When her light was out, she lay thinking of “St. Elmo” and of moving-pictures in which children, or young and beautiful heroines, had been held dear beyond words. She repeated lines from the screen that seemed very sweet to her—one in particular: “Across the world he went, seeking her.

She felt her life a failure—her fate unspeakably sad. She wept, her head in her arms. All sorts of pictures flashed themselves upon her brain. And she repeated certain Biblical lines and passages that she had heard of late, both at home and at Miss Simpson’s. Somehow just to say them over exalted her strangely. One was, “Whither thou goest I will go”; another, “He that watcheth over Israel neither slumbers nor sleeps.”

She slept at last, the tears on her cheeks. The pipe-organ had done it all—that and the slowly advancing vested choir. It had even made her forget, temporarily, her childish fear of the dark. For that particular Sunday night was the first night that she had ever gone to sleep without looking under the bed and into the clothes-closet.

The next morning, waking late, she wanted to stay where she was, with the shades drawn, and read “St. Elmo”, and think of sad things, and say beautiful lines, and enjoy more hours of sweet unhappiness. But voices called to her from below—Sophie’s, her father’s, Uncle Bob’s. She kissed her mother’s picture over and over while putting on her shoes and her dress, and combing her hair. When she went down to breakfast she was curiously unable to eat.

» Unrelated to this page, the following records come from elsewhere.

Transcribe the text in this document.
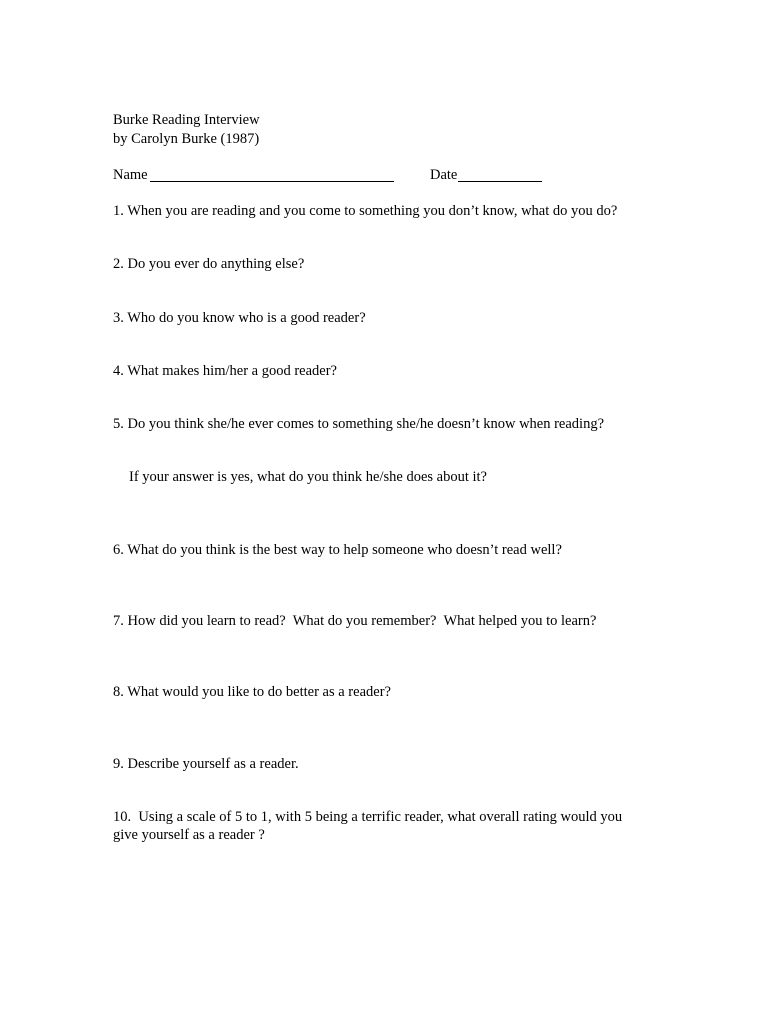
Burke Reading Interview
by Carolyn Burke (1987)

Name

	Date

1. When you are reading and you come to something you don’t know, what do you do?
2. Do you ever do anything else?
3. Who do you know who is a good reader?
4. What makes him/her a good reader?
5. Do you think she/he ever comes to something she/he doesn’t know when reading?
If your answer is yes, what do you think he/she does about it?
6. What do you think is the best way to help someone who doesn’t read well?
7. How did you learn to read?  What do you remember?  What helped you to learn?
8. What would you like to do better as a reader?
9. Describe yourself as a reader.
10.  Using a scale of 5 to 1, with 5 being a terrific reader, what overall rating would you
give yourself as a reader ?
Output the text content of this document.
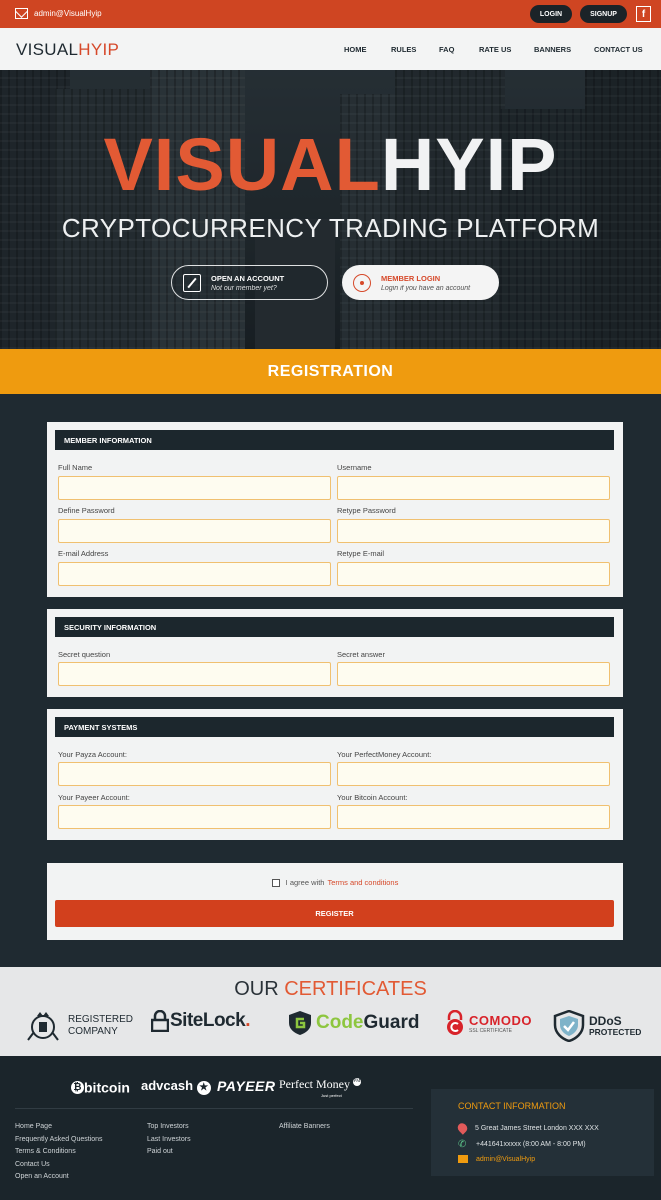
admin@VisualHyip	LOGIN	SIGNUP	f
VISUALHYIP	HOME	RULES	FAQ	RATE US	BANNERS	CONTACT US
VISUALHYIP
CRYPTOCURRENCY TRADING PLATFORM
OPEN AN ACCOUNT
Not our member yet?
MEMBER LOGIN
Login if you have an account
REGISTRATION
MEMBER INFORMATION
Full Name	Username
Define Password	Retype Password
E-mail Address	Retype E-mail
SECURITY INFORMATION
Secret question	Secret answer
PAYMENT SYSTEMS
Your Payza Account:	Your PerfectMoney Account:
Your Payeer Account:	Your Bitcoin Account:
I agree with Terms and conditions
REGISTER
OUR CERTIFICATES
REGISTERED
COMPANY
SiteLock .	Code Guard	COMODO
SSL CERTIFICATE
DDoS
PROTECTED
₿ bitcoin advcash ★ PAYEER Perfect Money PM
Just perfect
Home Page
Frequently Asked Questions
Terms & Conditions
Contact Us
Open an Account
Top Investors
Last Investors
Paid out
Affiliate Banners
CONTACT INFORMATION
5 Great James Street London XXX XXX
✆ +441641xxxxx (8:00 AM - 8:00 PM)
admin@VisualHyip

Doubtless one of the household’s grown-ups, or, perhaps, all of them, saw that something was wrong, for that morning, promptly on the stroke of nine, Phœbe had her first lesson at home. It was Uncle John who acted as tutor. He had her read to him, choosing “The Vicar of Wakefield”. As she went along, haltingly, he asked her the meaning of words, and had her shut the book on her forefinger while she spelled them. He gave her several sums to do, also, using the arithmetic that Genevieve Finnegan had brought home from Miss Simpson’s; and they spent an hour over the globe, revolving it, and hunting countries and oceans and mountain-chains. Phœbe knew far more about the world, and what it looked like, here and there, and its peoples, and animals, than she dared to admit to Uncle John. She knew because she had seen so many “travel pictures”.

That afternoon she spent in the vegetable garden with Sophie. The garden was at a far corner of the Blair grounds, well away from any house. And Phœbe saw that here was an opportunity to ask Sophie a few questions—the questions she shrank from asking anyone else.

“I know why Miss Simpson didn’t want me at school any more,” she said, by way of a beginning.

Sophie was pulling radishes. “Do y’?” she inquired. “Wasn’t it—er—because your father wasn’t payin’ her enough money?”